Santa Cruz Crime Forecast Map.
It is interesting that initially one of the applications of Krasheninnikov’s methodology was precisely the improvement of the criminal situation in residential areas: the algorithm he developed made it possible to find places that were attractive for asocial citizens and “transcode” them. However, at a time when computers were large and programs were small, the program he proposed was never written. It’s quite possible to analyze it manually, but it’s long and boring. In addition, the data that can be obtained from the map is often not enough: people really like to “rotate” uncomfortable spaces, using them for other purposes, but to find out, you need long-term direct observation. But still not mock poor students? At the current stage of technology development, it became possible to automate this part of the work, for example,
A manually constructed map of the zones of social control of one large quarter on a 25x25 m grid. Beauty, you can hang on the wall. Classic abstractionism Pete Mondrian approves.

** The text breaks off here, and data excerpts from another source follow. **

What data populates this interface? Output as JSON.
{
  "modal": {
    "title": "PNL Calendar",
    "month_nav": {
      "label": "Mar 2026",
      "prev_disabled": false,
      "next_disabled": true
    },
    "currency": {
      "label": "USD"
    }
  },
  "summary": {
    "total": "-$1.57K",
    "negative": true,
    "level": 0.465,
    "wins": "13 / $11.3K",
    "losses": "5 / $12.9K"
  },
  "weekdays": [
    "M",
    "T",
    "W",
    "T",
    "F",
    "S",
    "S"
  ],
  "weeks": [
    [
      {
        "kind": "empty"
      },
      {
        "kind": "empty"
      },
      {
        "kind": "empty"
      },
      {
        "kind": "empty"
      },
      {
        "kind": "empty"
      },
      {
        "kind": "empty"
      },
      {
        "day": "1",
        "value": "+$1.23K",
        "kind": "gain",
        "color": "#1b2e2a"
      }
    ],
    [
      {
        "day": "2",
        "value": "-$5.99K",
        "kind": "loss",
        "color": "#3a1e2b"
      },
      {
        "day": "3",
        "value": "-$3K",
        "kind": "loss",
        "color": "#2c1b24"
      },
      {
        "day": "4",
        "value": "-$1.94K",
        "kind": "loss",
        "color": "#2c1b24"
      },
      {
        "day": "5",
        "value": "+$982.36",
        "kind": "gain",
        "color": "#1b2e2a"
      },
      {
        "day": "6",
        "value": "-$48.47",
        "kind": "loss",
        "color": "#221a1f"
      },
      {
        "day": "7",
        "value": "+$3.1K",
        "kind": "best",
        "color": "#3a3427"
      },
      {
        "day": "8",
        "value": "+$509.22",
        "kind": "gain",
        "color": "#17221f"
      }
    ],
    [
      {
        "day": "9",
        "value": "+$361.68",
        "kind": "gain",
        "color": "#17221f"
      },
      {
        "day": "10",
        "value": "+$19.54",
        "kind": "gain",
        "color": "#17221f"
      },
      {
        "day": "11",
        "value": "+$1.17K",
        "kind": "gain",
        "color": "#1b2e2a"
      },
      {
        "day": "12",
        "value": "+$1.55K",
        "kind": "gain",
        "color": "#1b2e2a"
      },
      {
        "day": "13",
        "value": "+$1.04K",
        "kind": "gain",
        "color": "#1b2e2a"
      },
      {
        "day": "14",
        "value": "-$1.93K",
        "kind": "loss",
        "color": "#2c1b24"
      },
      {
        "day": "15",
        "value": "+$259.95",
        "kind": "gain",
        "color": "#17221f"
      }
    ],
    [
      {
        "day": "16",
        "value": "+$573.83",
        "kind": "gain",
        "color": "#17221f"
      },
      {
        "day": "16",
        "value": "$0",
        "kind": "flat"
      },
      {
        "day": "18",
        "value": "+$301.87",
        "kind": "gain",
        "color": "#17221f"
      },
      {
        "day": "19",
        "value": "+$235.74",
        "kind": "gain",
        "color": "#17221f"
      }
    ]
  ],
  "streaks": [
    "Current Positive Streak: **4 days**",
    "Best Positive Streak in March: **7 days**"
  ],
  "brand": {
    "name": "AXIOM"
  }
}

If it is possible to operate with GSM tower data, it is possible to track not static “slices”, but dynamic “tracks”, and the results become more interesting. For example, in an IBM Research laboratory in Dublin, they wrote an algorithm for analyzing the traffic of people using public transport, which was run around in the example of the 4.5-million-strong city of Abidjan and allowed to improve the transport situation, reducing the waiting time and travel by an average of 10% for all residents. Information from December 2011 to April 2012 was collected and provided for scientific research by the operator Orange. The database includes 2.5 billion records and is cleared of any personal information.
In the upper figure - waiting time at stops, in the bottom - congestion routes.
In general, the devil is not so terrible as he is painted: significant positive results of total surveillance really exist. Of course, advertising companies are now claiming the role of world evil and are already approaching the critical level described by E. Griffith in his “Listen, Listen,” G. Kuttner in the book “The Day Does Not Count,” F. Paul in “Merchants of Venus” or R. Russell in the “Room”. Of course geomarketing it’s not going anywhere in our lives, but there is a likelihood that the data collected by billboards will become public domain, as is the case with Abidjan, and then everyone who comes up with a new analysis algorithm can experience it, learn something new about the face cities - and even change his expression for the better.